[The History of the Rise, Progress and Accomplishment of the Abolition of the African Slave Trade by the British Parliament (1808), Vol. I by Thomas Clarkson]@TWC D-Link bookThe History of the Rise, Progress and Accomplishment of the Abolition of the African Slave Trade by the British Parliament (1808), Vol. I CHAPTER XVI 7/32
The mystery, however, was soon cleared up, when I told him from whom I had received my intelligence: for Mr.Arnold, the last-mentioned person in the last chapter, had been surgeon's mate under Mr.Falconbridge in the same vessel. There was one circumstance of peculiar importance, but quite new to me, which I collected from the information which Mr.Falconbridge had given me. This was, that many of the seamen, who left the slave-ships in the West Indies, were in such a weak, ulcerated, and otherwise diseased state, that they perished there.
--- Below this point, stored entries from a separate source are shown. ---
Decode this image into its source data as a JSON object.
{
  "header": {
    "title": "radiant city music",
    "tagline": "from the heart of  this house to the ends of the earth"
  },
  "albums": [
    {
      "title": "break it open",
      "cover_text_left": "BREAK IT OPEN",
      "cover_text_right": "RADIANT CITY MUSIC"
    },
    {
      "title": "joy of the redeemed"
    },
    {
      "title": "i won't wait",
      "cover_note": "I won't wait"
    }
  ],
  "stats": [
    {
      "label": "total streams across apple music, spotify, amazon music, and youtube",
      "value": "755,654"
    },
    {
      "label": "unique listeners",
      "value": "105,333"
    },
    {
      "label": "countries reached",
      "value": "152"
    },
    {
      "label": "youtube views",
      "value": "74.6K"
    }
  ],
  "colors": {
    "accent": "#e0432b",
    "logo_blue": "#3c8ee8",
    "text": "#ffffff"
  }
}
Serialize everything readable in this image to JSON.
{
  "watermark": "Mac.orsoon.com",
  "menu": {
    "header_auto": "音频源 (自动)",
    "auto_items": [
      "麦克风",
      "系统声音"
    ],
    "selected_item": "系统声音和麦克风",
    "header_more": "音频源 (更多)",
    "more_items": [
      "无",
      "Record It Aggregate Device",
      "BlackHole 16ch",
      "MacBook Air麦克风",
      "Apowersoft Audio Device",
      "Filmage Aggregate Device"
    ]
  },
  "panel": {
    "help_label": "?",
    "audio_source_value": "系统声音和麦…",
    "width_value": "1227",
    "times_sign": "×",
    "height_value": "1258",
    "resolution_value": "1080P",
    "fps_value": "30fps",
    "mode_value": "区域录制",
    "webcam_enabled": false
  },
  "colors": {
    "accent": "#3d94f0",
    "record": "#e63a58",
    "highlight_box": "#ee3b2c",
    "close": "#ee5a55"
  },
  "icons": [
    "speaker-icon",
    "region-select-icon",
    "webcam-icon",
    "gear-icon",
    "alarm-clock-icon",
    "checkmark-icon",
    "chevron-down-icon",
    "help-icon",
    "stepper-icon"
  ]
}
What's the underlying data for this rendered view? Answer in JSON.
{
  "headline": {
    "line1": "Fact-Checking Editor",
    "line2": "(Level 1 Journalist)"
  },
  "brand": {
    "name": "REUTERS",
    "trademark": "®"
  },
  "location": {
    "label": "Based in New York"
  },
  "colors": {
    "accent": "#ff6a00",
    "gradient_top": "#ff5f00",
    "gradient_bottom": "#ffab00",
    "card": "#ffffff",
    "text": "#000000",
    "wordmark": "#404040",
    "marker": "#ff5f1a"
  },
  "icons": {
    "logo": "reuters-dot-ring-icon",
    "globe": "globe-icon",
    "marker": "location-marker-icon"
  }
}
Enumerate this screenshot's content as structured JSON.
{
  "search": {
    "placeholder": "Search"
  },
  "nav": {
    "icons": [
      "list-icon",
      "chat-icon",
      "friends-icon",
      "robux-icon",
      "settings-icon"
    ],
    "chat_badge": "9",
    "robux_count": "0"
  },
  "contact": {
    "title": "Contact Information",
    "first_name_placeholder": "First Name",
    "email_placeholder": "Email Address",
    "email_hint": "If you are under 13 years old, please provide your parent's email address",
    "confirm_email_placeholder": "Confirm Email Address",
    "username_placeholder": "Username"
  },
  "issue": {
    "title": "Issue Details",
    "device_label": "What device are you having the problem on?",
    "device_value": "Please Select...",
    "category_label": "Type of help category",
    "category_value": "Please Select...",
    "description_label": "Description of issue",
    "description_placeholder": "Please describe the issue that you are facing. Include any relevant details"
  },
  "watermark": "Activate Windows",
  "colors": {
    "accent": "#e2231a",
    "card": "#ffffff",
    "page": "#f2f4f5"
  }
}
Several also of those who came home with the vessels, were in the same deplorable condition.
This was the case, Mr.Falconbridge said, with some who returned in the Alexander.
It was the case also with many others; for he had been a pupil, for twelve months, in the Bristol Infirmary, and had had ample means of knowing the fact.
The greatest number of seamen, at almost all times, who were there, were from the slave-vessels.